Belafonte to deliver lecture at WSU Law

The Damon J. Keith Center for Civil Rights at Wayne State University Law School  has announced that its Fifth Keith Biennial Lecture will feature prominent actor, singer and humanitarian Harry Belafonte.
“An Evening with Harry Belafonte,” sponsored by Comerica Bank, will begin at 7 p.m. in the Law School’s Spencer M. Partrich Auditorium on Saturday, Oct. 30. A reception will take place at the conclusion of the lecture.
“The Keith Biennial Lecture has quickly become one of the most significant and anticipated civil rights events in the Detroit community,” said Peter Hammer, Wayne Law professor and director of the Keith Center.
Hammer said the event “will serve as an appropriate bridge between the groundbreaking for the new Damon J. Keith Center for Civil Rights last May, and the grand opening of the new facility next year.”
“I am very proud that Comerica has the opportunity to partner in furthering Judge Keith’s living legacy,” said Caroline Chambers, national director of Comerica charitable giving programs. “We are especially excited to fund the Keith Center Biennial Lecture Series and to welcome Harry Belafonte to Detroit.”
She called Belafonte “an American icon and an important voice in our civil rights history.”
The Keith Biennial Lecture Series was initiated in 2002 with Professor Lani Guinier, former Keith clerk and the first woman of color appointed to a tenured professorship at Harvard Law School.
The lecture series has brought other leading scholars and activists to Detroit to address issues of race, civil rights and social justice.
Previous speakers have included Theodore M. Shaw, former director-counsel and president of the NAACP Legal Defense and Educational Fund, Constance L. Rice, co-founder and co-director of the Advancement Project in Los Angeles, and Professor Derrick A. Bell, scholar, activist and leading expert on critical race theory.
Belafonte, who was born in Harlem, N.Y., and spent much of his childhood in his mother’s native Jamaica, is well known for his roles in a number of movies and through his music.
In addition, he became television’s first black producer, winning an Emmy for his special, Tonight with Harry Belafonte.
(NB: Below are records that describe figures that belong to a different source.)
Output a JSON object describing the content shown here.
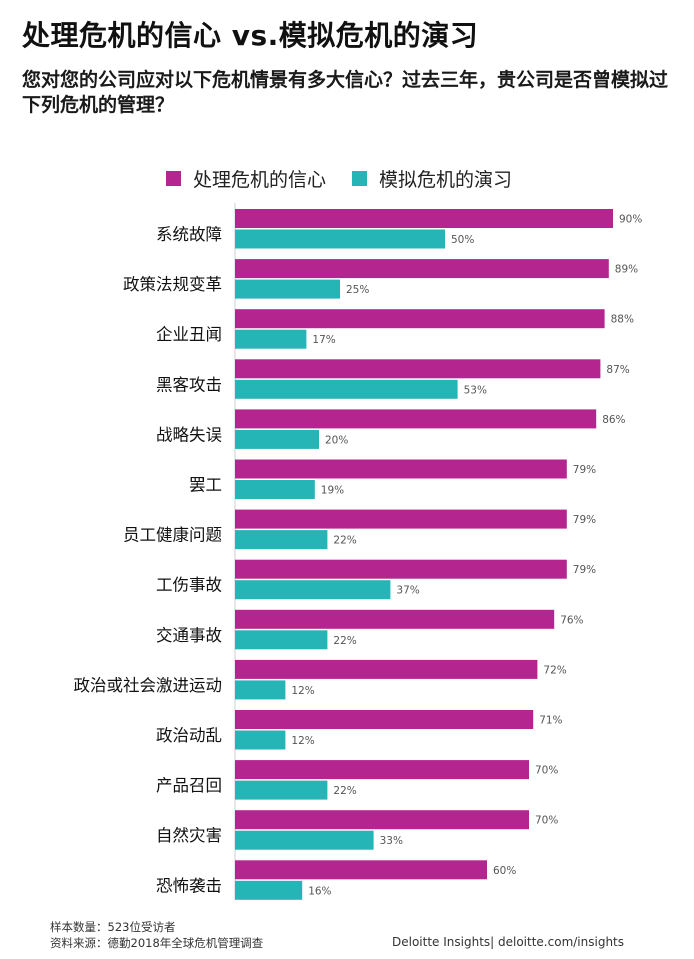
{
  "title": "处理危机的信心 vs.模拟危机的演习",
  "subtitle": "您对您的公司应对以下危机情景有多大信心？过去三年，贵公司是否曾模拟过下列危机的管理？",
  "colors": {
    "confidence": "#b5258f",
    "simulation": "#25b5b7"
  },
  "chart_data": {
    "type": "bar",
    "orientation": "horizontal",
    "categories": [
      "系统故障",
      "政策法规变革",
      "企业丑闻",
      "黑客攻击",
      "战略失误",
      "罢工",
      "员工健康问题",
      "工伤事故",
      "交通事故",
      "政治或社会激进运动",
      "政治动乱",
      "产品召回",
      "自然灾害",
      "恐怖袭击"
    ],
    "series": [
      {
        "name": "处理危机的信心",
        "values": [
          90,
          89,
          88,
          87,
          86,
          79,
          79,
          79,
          76,
          72,
          71,
          70,
          70,
          60
        ]
      },
      {
        "name": "模拟危机的演习",
        "values": [
          50,
          25,
          17,
          53,
          20,
          19,
          22,
          37,
          22,
          12,
          12,
          22,
          33,
          16
        ]
      }
    ],
    "value_suffix": "%",
    "xlim": [
      0,
      100
    ],
    "legend_position": "top",
    "grid": false
  },
  "footer": {
    "sample": "样本数量：523位受访者",
    "source": "资料来源：德勤2018年全球危机管理调查",
    "brand": "Deloitte Insights| deloitte.com/insights"
  }
}
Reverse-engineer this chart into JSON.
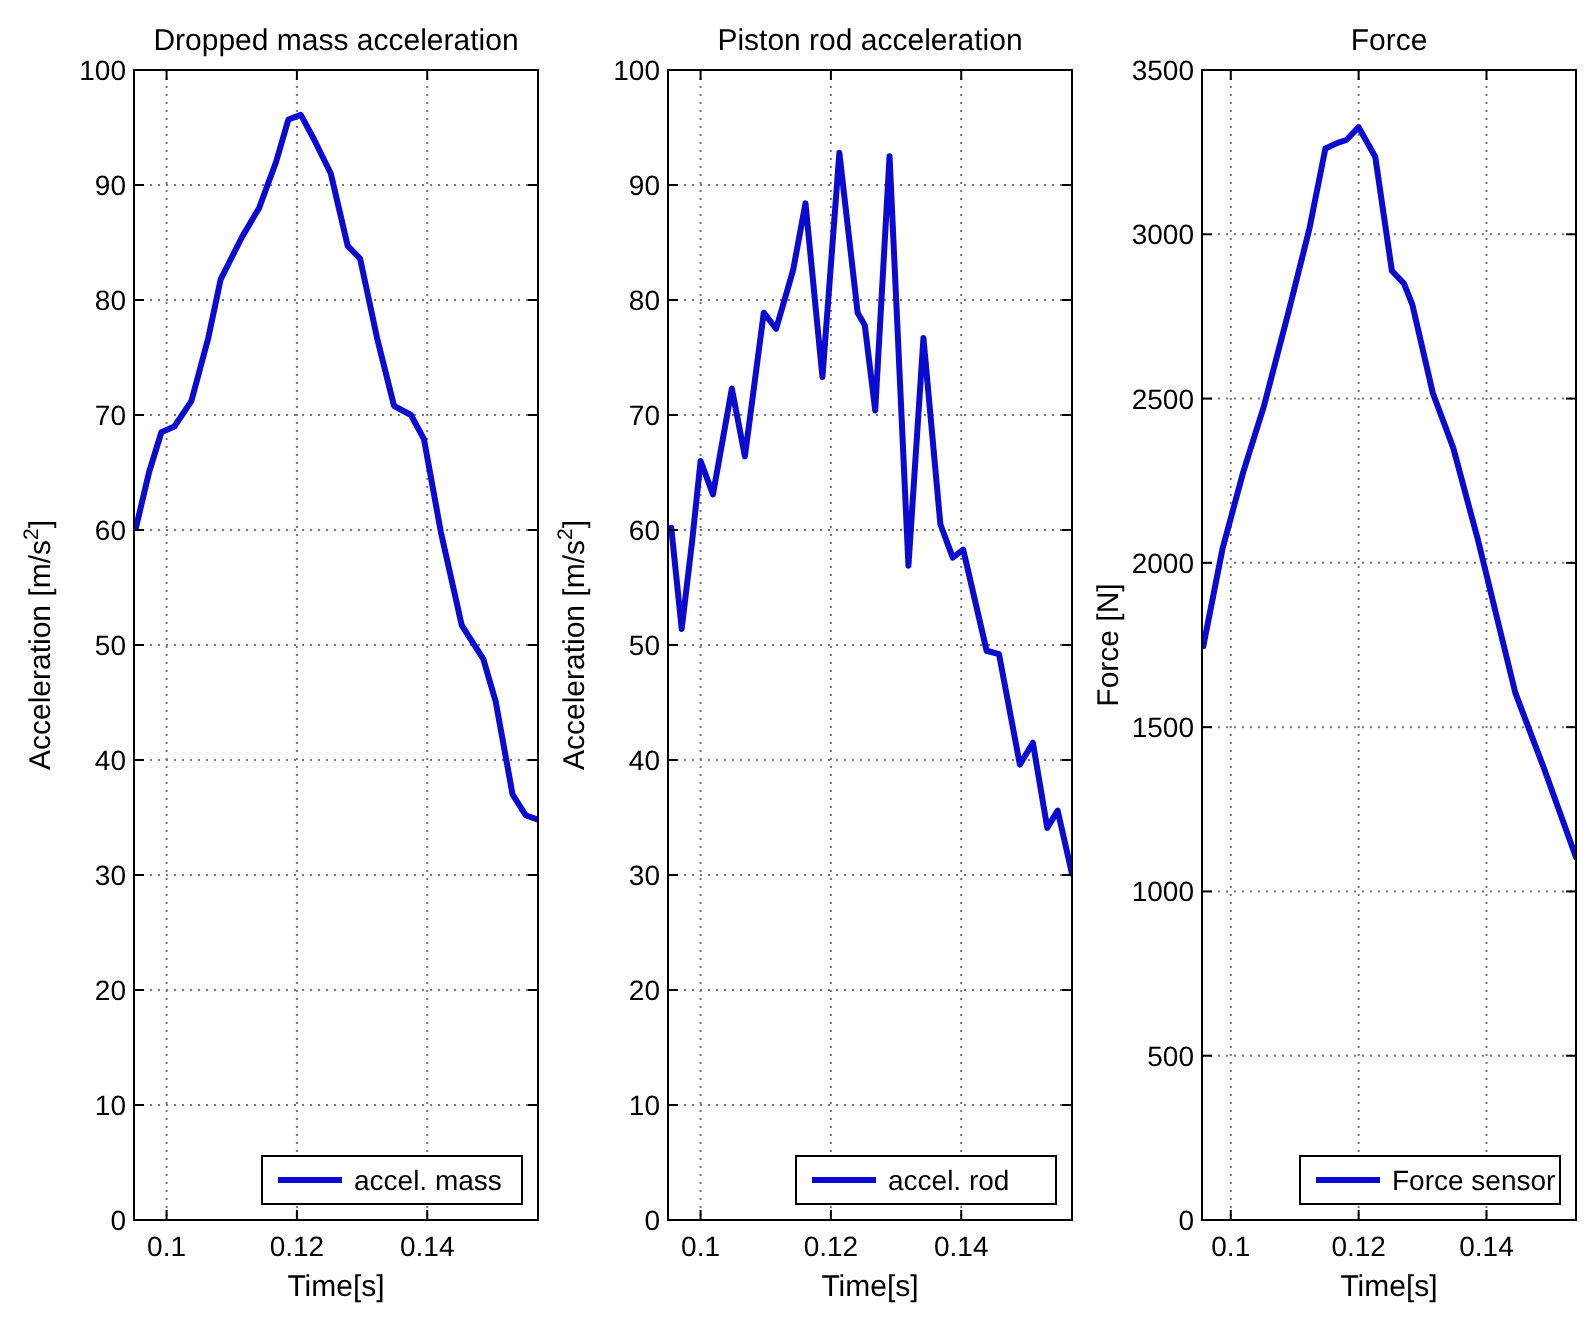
{
  "chart_data": [
    {
      "type": "line",
      "title": "Dropped mass acceleration",
      "xlabel": "Time[s]",
      "ylabel": "Acceleration [m/s$^{2}$]",
      "xlim": [
        0.095,
        0.157
      ],
      "xticks": [
        0.1,
        0.12,
        0.14
      ],
      "ylim": [
        0,
        100
      ],
      "yticks": [
        0,
        10,
        20,
        30,
        40,
        50,
        60,
        70,
        80,
        90,
        100
      ],
      "grid": true,
      "legend": "bottom right",
      "x": [
        0.0953,
        0.0973,
        0.0992,
        0.1012,
        0.1038,
        0.1064,
        0.1083,
        0.1116,
        0.1142,
        0.1168,
        0.1187,
        0.1206,
        0.1226,
        0.1252,
        0.1278,
        0.1297,
        0.1323,
        0.1349,
        0.1375,
        0.1395,
        0.1421,
        0.1453,
        0.1486,
        0.1505,
        0.1531,
        0.1551,
        0.157
      ],
      "series": [
        {
          "name": "accel. mass",
          "color": "#0a0ad2",
          "values": [
            60.2,
            65,
            68.5,
            69,
            71.2,
            76.7,
            81.8,
            85.5,
            88,
            92,
            95.7,
            96.1,
            94,
            91,
            84.7,
            83.6,
            76.7,
            70.8,
            70,
            67.9,
            59.8,
            51.7,
            48.8,
            45.1,
            37,
            35.2,
            34.8
          ]
        }
      ]
    },
    {
      "type": "line",
      "title": "Piston rod acceleration",
      "xlabel": "Time[s]",
      "ylabel": "Acceleration [m/s$^{2}$]",
      "xlim": [
        0.095,
        0.157
      ],
      "xticks": [
        0.1,
        0.12,
        0.14
      ],
      "ylim": [
        0,
        100
      ],
      "yticks": [
        0,
        10,
        20,
        30,
        40,
        50,
        60,
        70,
        80,
        90,
        100
      ],
      "grid": true,
      "legend": "bottom right",
      "x": [
        0.0955,
        0.0971,
        0.0987,
        0.1,
        0.1019,
        0.1048,
        0.1068,
        0.1097,
        0.1116,
        0.1142,
        0.1161,
        0.1187,
        0.1213,
        0.1241,
        0.1252,
        0.1268,
        0.129,
        0.1319,
        0.1342,
        0.1368,
        0.1387,
        0.1403,
        0.1439,
        0.1458,
        0.149,
        0.151,
        0.1532,
        0.1548,
        0.157
      ],
      "series": [
        {
          "name": "accel. rod",
          "color": "#0a0ad2",
          "values": [
            60.2,
            51.4,
            59,
            66,
            63.1,
            72.3,
            66.4,
            78.9,
            77.5,
            82.6,
            88.4,
            73.3,
            92.8,
            78.9,
            77.8,
            70.4,
            92.5,
            56.9,
            76.7,
            60.5,
            57.6,
            58.3,
            49.5,
            49.2,
            39.6,
            41.5,
            34.1,
            35.6,
            30.1
          ]
        }
      ]
    },
    {
      "type": "line",
      "title": "Force",
      "xlabel": "Time[s]",
      "ylabel": "Force [N]",
      "xlim": [
        0.0955,
        0.154
      ],
      "xticks": [
        0.1,
        0.12,
        0.14
      ],
      "ylim": [
        0,
        3500
      ],
      "yticks": [
        0,
        500,
        1000,
        1500,
        2000,
        2500,
        3000,
        3500
      ],
      "grid": true,
      "legend": "bottom right",
      "x": [
        0.0957,
        0.0987,
        0.1019,
        0.1052,
        0.109,
        0.1123,
        0.1148,
        0.1168,
        0.1181,
        0.12,
        0.1226,
        0.1252,
        0.1271,
        0.1284,
        0.1316,
        0.1348,
        0.1387,
        0.1445,
        0.149,
        0.154
      ],
      "series": [
        {
          "name": "Force sensor",
          "color": "#0a0ad2",
          "values": [
            1746,
            2042,
            2273,
            2478,
            2761,
            3017,
            3261,
            3279,
            3287,
            3326,
            3236,
            2889,
            2850,
            2786,
            2517,
            2350,
            2067,
            1605,
            1374,
            1104
          ]
        }
      ]
    }
  ]
}
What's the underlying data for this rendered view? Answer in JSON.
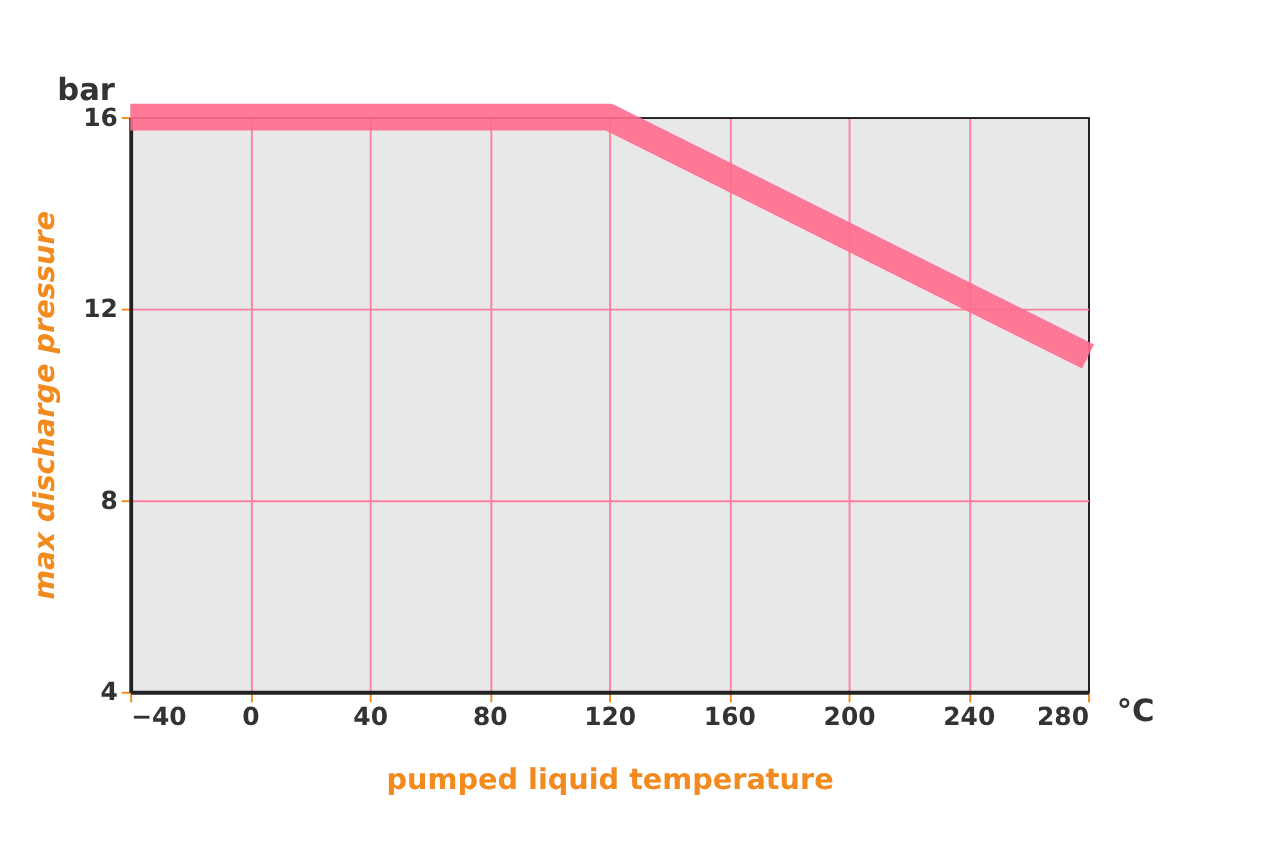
{
  "chart_data": {
    "type": "line",
    "xlabel": "pumped liquid temperature",
    "ylabel": "max discharge pressure",
    "x": [
      -40,
      120,
      280
    ],
    "series": [
      {
        "color": "#ff6b8e",
        "values": [
          16,
          16,
          11
        ]
      }
    ],
    "xlim": [
      -40,
      280
    ],
    "xticks": [
      -40,
      0,
      40,
      80,
      120,
      160,
      200,
      240,
      280
    ],
    "ylim": [
      4,
      16
    ],
    "yticks": [
      4,
      8,
      12,
      16
    ],
    "grid": true,
    "annotations": [
      "bar",
      "°C"
    ]
  }
}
Though he continued to record throughout the 1960s and 1970s, Belafonte began to put more energy into civil rights and humanitarian work.
He was a leader in the USA for Africa effort in 1985, singing on the hit 1985 single We Are the World, and he became UNICEF’s Goodwill Ambassador in 1986.
The lecture is free and open to the public.
RSVP at www.specialevents.wayne.edu/2010djklecture.